As Hume put it, reason gives us only the means, not the ends of inquiry or action.

It’s hardly controversial nowadays to say that that a sense of wonder underlies science. The Cosmos television series – created by the scientist Carl Sagan plays on this idea frequently, as do many television documentaries about science (notably those of David Attenborough, including Life on Earth and The Blue Planet).

But what about more negative affects of emotion? Do they have a place in science?

Wonder can ignite inquiry, but so too can emotions associated with doubt and the disequilibrium associated with not knowing something important. Breaking through epistemological, or knowledge barriers takes persistence and resilience.
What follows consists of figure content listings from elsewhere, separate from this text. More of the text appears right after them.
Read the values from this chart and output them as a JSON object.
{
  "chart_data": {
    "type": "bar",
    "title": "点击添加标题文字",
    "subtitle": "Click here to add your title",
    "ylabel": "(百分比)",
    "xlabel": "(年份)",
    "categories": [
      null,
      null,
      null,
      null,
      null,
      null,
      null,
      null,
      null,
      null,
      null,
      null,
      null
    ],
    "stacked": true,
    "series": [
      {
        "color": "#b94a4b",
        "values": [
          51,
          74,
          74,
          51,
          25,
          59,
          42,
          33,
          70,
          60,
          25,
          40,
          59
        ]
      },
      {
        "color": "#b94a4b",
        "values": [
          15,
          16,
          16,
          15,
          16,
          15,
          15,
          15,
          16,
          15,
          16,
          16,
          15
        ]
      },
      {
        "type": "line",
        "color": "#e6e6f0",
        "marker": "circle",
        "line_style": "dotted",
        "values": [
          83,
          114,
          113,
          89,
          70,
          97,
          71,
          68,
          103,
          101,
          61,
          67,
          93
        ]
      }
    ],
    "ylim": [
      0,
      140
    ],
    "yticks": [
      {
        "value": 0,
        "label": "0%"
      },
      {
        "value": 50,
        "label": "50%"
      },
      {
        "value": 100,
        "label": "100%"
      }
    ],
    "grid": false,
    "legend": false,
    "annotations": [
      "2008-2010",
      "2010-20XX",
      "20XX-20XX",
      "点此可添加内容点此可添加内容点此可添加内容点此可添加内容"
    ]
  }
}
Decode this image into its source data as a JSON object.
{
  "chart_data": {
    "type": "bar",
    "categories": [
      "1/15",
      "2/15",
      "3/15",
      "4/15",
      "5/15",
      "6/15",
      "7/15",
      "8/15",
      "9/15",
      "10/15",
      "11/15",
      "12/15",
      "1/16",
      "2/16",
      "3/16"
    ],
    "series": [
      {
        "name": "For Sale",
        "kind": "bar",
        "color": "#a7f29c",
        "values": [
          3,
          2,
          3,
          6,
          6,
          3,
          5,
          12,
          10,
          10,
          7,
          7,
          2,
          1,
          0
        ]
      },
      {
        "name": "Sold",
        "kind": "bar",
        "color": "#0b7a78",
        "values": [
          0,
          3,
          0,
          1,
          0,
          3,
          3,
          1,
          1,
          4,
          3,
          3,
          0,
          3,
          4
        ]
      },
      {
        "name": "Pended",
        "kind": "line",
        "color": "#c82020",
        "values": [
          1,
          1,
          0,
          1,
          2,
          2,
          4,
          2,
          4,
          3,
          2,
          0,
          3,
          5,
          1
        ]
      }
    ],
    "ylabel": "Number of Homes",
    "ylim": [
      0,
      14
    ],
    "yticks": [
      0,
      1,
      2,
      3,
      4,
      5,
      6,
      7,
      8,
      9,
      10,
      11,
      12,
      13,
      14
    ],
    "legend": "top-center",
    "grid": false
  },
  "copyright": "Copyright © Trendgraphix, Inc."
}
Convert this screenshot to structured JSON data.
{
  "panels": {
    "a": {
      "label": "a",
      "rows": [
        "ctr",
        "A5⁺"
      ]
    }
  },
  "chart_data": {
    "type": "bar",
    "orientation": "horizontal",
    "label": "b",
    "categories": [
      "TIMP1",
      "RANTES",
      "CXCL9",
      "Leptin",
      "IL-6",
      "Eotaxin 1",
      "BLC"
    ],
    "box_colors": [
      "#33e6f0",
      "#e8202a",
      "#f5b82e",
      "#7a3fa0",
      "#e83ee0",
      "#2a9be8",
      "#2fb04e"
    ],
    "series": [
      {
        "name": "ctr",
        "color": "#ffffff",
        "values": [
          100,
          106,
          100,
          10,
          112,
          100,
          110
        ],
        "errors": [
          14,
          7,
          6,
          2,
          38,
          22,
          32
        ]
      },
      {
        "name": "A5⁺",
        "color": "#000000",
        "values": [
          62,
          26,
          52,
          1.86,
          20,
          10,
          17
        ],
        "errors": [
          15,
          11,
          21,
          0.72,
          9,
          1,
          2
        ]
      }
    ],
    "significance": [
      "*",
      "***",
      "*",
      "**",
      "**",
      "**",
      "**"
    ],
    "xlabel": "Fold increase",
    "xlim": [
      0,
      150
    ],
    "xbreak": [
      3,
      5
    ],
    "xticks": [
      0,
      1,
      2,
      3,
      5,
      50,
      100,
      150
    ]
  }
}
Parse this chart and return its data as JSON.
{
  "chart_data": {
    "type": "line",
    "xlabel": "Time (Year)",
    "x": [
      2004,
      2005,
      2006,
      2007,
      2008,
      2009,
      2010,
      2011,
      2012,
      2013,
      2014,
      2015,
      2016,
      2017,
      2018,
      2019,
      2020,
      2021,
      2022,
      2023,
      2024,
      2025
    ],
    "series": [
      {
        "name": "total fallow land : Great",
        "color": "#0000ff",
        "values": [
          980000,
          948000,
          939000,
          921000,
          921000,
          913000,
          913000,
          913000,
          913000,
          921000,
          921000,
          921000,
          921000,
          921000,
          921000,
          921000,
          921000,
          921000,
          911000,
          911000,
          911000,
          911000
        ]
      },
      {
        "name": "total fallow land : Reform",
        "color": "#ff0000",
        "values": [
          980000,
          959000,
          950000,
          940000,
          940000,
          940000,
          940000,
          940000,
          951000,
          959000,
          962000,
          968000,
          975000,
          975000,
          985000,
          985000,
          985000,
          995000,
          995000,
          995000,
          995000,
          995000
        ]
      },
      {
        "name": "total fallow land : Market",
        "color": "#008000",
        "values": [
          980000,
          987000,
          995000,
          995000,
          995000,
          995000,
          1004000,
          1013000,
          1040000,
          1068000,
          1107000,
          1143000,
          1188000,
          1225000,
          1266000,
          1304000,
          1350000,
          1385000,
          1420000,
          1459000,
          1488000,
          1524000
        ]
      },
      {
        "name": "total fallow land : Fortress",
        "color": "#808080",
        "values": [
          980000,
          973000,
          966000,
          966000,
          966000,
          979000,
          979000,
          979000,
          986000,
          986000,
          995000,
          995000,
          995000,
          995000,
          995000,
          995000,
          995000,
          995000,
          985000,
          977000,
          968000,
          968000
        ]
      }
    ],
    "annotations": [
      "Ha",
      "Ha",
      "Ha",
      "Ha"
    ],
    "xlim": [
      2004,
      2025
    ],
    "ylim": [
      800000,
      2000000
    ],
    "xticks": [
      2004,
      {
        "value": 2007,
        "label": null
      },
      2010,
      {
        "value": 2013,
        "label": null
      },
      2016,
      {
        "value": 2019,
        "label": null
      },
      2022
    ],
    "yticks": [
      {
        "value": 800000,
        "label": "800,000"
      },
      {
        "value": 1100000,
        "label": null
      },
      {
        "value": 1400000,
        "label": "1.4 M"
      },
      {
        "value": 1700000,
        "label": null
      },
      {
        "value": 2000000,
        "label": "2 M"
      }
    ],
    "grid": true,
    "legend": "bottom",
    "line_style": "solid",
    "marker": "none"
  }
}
We might even call these emotional characteristics intellectual virtues, and those who posses them, virtuous.

Science produces wonder

The second point to make is that science is itself wonderful.

Each of us can trace our ancestry back billions of years through an unbroken line, merging as we move backwards with every other living thing towards a possible common origin. Atoms in our bodies, before being harvested from the Earth, were forged in the core of stars now extinct and strewn across space in supernova events.

Surely these are two of the greatest – and most wonderful – stories ever told.

The beginning of our story is written in the stars.
The beginning of our story is written in the stars.
bunsky/flickr

Science is subjective

Our last point – that the process of science is subjective – might sound odd, particularly if the terms “subjective” and “objective” are regarded as opposites. But they aren’t. “Subjective” pertains to the subject, and there is nothing necessarily un-objective about subjectivity.

Let’s look briefly at three instances where subjectivity plays a role in good science.

First, Thomas Kuhn, author of The Structure of Scientific Revolutions (one of the most cited works of the 20th century) notes that scientists preferentially apply values such as precision, plausibility, reproducibility and simplicity according to their individual judgement.

One scientist may value simplicity above accuracy (think scientific models); another, reproducibility above precision. Two scientists might, therefore, arrive at different conclusions given the same data, each in a rationally justifiable manner.

Second, the hypothetico-deductive method, in which scientists generate a hypothesis, make predictions and then test those predictions experimentally – thus allowing the hypothesis to be falsified – is one of the logical stalwarts of science.

But, as philosopher of science Karl Popper notes, we do not ask that the process of generating a hypothesis is itself rationally verifiable. The generation of a hypothesis might be an affective or imaginative process.

Third, inference to the best explanation is not just a passionless move in some deduction game. Einstein was not led to his theories of special and general relativity through attention to data alone, as if following some experimental breadcrumbs. His theories were the offspring of his imagination as much as anything else.

A human endeavour

Science is an endeavour that draws on all of our uniquely human abilities. It needs feelings and imagination as much as observation, analysis and logic. It needs appeals to common values to guide it.

So let’s get emotional about science. Not just to celebrate it, but because that’s how to do it properly.